Raf’s bass was fat and growling and his playing was fast and supple and fluent. There were some stunningly fast runs in the low positions and lengthy thumb position scales but I was particularly taken by the lyricism of long intervals across strings through the middle of the neck. I’ve always admired Paul’s piano which I hear as deeply cool and personal but also as an intellectual treat of dissonance and changing harmony. Paul’s not forward in performance, but I find his piano is wonderfully expressive and inventive. Raf commented on Paul’s found harmonies. He also nicknamed Gary as the semitrailer, always ready to come on strong in the next bar. That was so right, and this format suited Gary to a tee, open, rhythmically clear and tonally precise and with an exuberant joy in unexpected explosiveness. This is a trio that spans the history of the jazz school. Raf formed the trio and is a recently graduated student; Paul studied there in the ‘80s, during the early years of the jazz school; Gary has taught at the School of Music for a decade or more. This was a unity of friends and long term colleagues, bouncing off each other in the best traditions of jazz. Raf volunteered their policy as “Swing hard and keep it real”. It’s an older conception but still profound and too good to be forgotten. This is music to bathe in.
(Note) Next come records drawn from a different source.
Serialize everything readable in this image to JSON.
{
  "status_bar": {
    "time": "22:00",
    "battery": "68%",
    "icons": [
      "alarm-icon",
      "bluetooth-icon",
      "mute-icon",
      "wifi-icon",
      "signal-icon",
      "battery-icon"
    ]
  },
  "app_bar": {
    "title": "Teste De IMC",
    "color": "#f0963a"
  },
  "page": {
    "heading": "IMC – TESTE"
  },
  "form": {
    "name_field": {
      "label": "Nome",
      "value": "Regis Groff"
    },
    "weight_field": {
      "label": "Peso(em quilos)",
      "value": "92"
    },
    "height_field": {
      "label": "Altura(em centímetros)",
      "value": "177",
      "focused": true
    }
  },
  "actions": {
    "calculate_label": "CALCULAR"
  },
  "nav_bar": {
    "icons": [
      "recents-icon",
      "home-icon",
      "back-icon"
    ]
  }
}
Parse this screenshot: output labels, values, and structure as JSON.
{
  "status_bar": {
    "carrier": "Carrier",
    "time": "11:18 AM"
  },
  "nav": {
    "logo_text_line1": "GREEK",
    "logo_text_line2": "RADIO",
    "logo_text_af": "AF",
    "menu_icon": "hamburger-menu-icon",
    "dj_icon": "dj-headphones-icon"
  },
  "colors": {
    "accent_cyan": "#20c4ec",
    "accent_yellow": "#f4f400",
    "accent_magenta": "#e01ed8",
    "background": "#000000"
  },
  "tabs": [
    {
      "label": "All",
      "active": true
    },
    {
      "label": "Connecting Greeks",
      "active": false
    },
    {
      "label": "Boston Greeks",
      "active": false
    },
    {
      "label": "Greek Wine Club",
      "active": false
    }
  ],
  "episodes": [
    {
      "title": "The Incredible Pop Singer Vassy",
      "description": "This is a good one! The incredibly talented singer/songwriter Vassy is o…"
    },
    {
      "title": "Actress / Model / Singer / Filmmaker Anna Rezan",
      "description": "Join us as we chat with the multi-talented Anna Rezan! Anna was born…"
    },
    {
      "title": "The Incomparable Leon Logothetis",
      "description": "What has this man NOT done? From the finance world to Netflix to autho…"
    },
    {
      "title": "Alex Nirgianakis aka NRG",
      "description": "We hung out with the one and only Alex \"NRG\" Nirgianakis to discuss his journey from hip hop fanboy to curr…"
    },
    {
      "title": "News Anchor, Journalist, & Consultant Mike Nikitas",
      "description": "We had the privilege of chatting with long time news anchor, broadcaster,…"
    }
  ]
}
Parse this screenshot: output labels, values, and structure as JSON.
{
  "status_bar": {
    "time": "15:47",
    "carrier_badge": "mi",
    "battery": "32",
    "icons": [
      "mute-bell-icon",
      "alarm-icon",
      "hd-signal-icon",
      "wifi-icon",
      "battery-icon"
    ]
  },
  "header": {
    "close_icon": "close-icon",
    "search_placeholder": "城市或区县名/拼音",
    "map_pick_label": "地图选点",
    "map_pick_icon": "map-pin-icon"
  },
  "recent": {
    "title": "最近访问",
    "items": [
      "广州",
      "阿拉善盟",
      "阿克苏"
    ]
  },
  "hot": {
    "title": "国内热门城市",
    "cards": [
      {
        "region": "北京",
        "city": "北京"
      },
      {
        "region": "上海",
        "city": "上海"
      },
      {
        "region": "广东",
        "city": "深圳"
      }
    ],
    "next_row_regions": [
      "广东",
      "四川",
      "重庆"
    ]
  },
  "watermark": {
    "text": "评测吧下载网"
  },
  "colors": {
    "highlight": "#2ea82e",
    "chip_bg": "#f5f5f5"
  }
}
So if not Giant steps, what did they play? Raf provided a few originals and Paul an original and several arrangements. They also played a few standards. All the things you are is ubiquitous and Wayne Shorter’s Black Nile and the Police have caché as modern and sophisticated. Bye Bye Blackbird and Raindrops keep falling on my head don’t, but they were also satisfying as vehicles for vibrant, responsive and often adventurous playing. These guys are each strong in their own right. They don’t need one another to lay out the tune or work their way through variations on it, but the totality is stronger than the sum of parts as they bounce off each other or explore paths in counterpoint. I particularly noticed Raf’s sophisticated job of laying down unexpected intervals and movements within the chordal structure while Paul was playing through a range of dissonances. Bass usually holds the structure together while the lead explores alternate harmonies. Raf did this but he didn’t resort to the obvious. Good. One original by Raf was a quirky number called Happy Ahmad. It aptly matched Ahmad Jamal’s playfulness with parts of light melodicism, bouncing swing and extended bass fills. Strange but effective. Another was a slow and sombre dedication to bassist George Mraz. Paul’s original was a dedication to his family. His arrangements that I know are of modern pop songs, and some have a degree of syrup (think Raindrops… or Tie a yellow ribbon round an old oak tree) but he moulds them as cool rhythms and worthy jazz vehicles. Paul’s Raindrops features a drop into Monk’s Well you needn’t. There’s quiet humour but also seriousness and cleverness here. It’s almost a throwback olden times to hear Bye Bye Blackbird, but when it’s played like this, it’s a treat. A growling bass in a swinging piano trio is a thing of wonder and just enhanced by stylish dissonance. I enjoyed this concert immensely. Raf Jerjen (bass) led his trio with Paul Dal Broi (piano) and Gary France (drums) at the CGS Gallery.